For your convenience, we have preselected a subset of the CMU pronunciation dictionary (input-output pairs) and split the subset into training, validation (dev) and test sets.

# Data Reader

We will use the `ParallelDataset` class below to load, process and iterate through the data. Since you worked quite a bit on data loading implementation in the previous assignment, we will provide you the loader for this one, so you can get on with the more interesting parts of this assignment. Why is it parallel? Each source sequence is paired with a target sequence. The task is to generate a target sequence given the source sequence.

Note the use of special symbols `<BOS>`, `<EOS>`, `<UNK>`, and `<PAD>`. All the sequences (both input and output) are made to begin with `<BOS>` (Begin of sequence) and end with `<EOS>` (End of sequence). The `<UNK>` symbol is used if we encouter any new symbol that we have not seen (unknown symbol).

In [10]:
@dataclass
class ParallelInstance:
    src_seq: torch.Tensor  # Shape: (seq_len)
    src_tokens: List[str]
    tgt_seq: Optional[torch.Tensor]  # Shape: (seq_len)
    tgt_tokens: Optional[List[str]]


@dataclass
class ParallelBatch:
    src_seqs: torch.Tensor  # Shape: (batch_size, src_seq_len)
    src_attention_mask: torch.Tensor  # Shape: (batch_size, src_seq_len)
    src_tokens: List[List[str]]
    tgt_seqs: Optional[torch.Tensor]  # Shape: (batch_size, tgt_seq_len)
    tgt_attention_mask: Optional[torch.Tensor]  # Shape: (batch_size, src_seq_len)
    tgt_tokens: Optional[List[List[str]]]
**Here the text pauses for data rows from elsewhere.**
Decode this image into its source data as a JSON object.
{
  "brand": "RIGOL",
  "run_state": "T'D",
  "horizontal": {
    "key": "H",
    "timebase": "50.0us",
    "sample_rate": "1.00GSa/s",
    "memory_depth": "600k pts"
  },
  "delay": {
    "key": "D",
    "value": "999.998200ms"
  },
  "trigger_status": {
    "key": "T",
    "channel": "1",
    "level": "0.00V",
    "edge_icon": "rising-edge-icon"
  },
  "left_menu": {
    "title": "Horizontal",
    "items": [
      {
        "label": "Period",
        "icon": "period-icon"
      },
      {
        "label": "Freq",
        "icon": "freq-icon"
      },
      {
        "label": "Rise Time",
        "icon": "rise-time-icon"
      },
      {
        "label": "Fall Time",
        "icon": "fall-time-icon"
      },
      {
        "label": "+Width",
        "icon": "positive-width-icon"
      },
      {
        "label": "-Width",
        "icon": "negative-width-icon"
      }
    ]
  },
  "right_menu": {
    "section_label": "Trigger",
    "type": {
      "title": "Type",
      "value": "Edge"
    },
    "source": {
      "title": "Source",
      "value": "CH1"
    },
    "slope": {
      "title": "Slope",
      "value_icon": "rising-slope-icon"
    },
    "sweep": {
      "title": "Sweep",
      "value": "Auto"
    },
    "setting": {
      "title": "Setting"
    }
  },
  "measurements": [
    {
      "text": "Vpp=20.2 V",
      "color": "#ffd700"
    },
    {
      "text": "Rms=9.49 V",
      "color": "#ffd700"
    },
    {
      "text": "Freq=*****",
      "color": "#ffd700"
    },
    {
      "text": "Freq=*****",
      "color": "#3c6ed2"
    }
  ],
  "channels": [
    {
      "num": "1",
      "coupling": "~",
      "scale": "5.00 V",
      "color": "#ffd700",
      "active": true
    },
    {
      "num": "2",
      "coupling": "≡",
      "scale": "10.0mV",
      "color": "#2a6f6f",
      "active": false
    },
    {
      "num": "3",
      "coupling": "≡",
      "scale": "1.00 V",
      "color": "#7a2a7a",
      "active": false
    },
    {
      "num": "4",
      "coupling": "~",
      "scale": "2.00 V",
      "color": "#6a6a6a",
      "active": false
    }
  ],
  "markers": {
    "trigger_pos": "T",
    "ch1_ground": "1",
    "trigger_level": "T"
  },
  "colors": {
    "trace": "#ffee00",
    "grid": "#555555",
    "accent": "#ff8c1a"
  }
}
class ParallelDataset(Dataset):
    """A dataset class that reads the parallel data.
    """

    def __init__(self,
                 src_file: str,
                 tgt_file: Optional[str] = None,
                 src_vocab: Optional[Vocabulary] = None,
                 tgt_vocab: Optional[Vocabulary] = None):
        """
        Parameters
        ----------
        src_file : str
            Path to the source side file.
        tgt_file : str, optional
            Path to the target side file. During the testing time, it could be `None`.
        src_vocab : Vocabulary, optional
            An existing `Vocabulary` object for the source side. If not provided,
            one will be created by iterating over source data.
        tgt_vocab : Vocabulary, optional
            An existing `Vocabulary` object for the target side. If not provided,
            one will be created by iterating over target data.
        """
        src_token_sequences = self.read_data(src_file)
        tgt_token_sequences = self.read_data(tgt_file) if tgt_file is not None else []
        self.src_vocab = src_vocab if src_vocab is not None else self.build_vocab(src_token_sequences)
        self.tgt_vocab = tgt_vocab if tgt_vocab is not None else self.build_vocab(tgt_token_sequences)
        src_tensors = self.tensorize(vocab=self.src_vocab, sequences=src_token_sequences)
        tgt_tensors = self.tensorize(vocab=self.tgt_vocab,
                                     sequences=tgt_token_sequences) if tgt_file is not None else []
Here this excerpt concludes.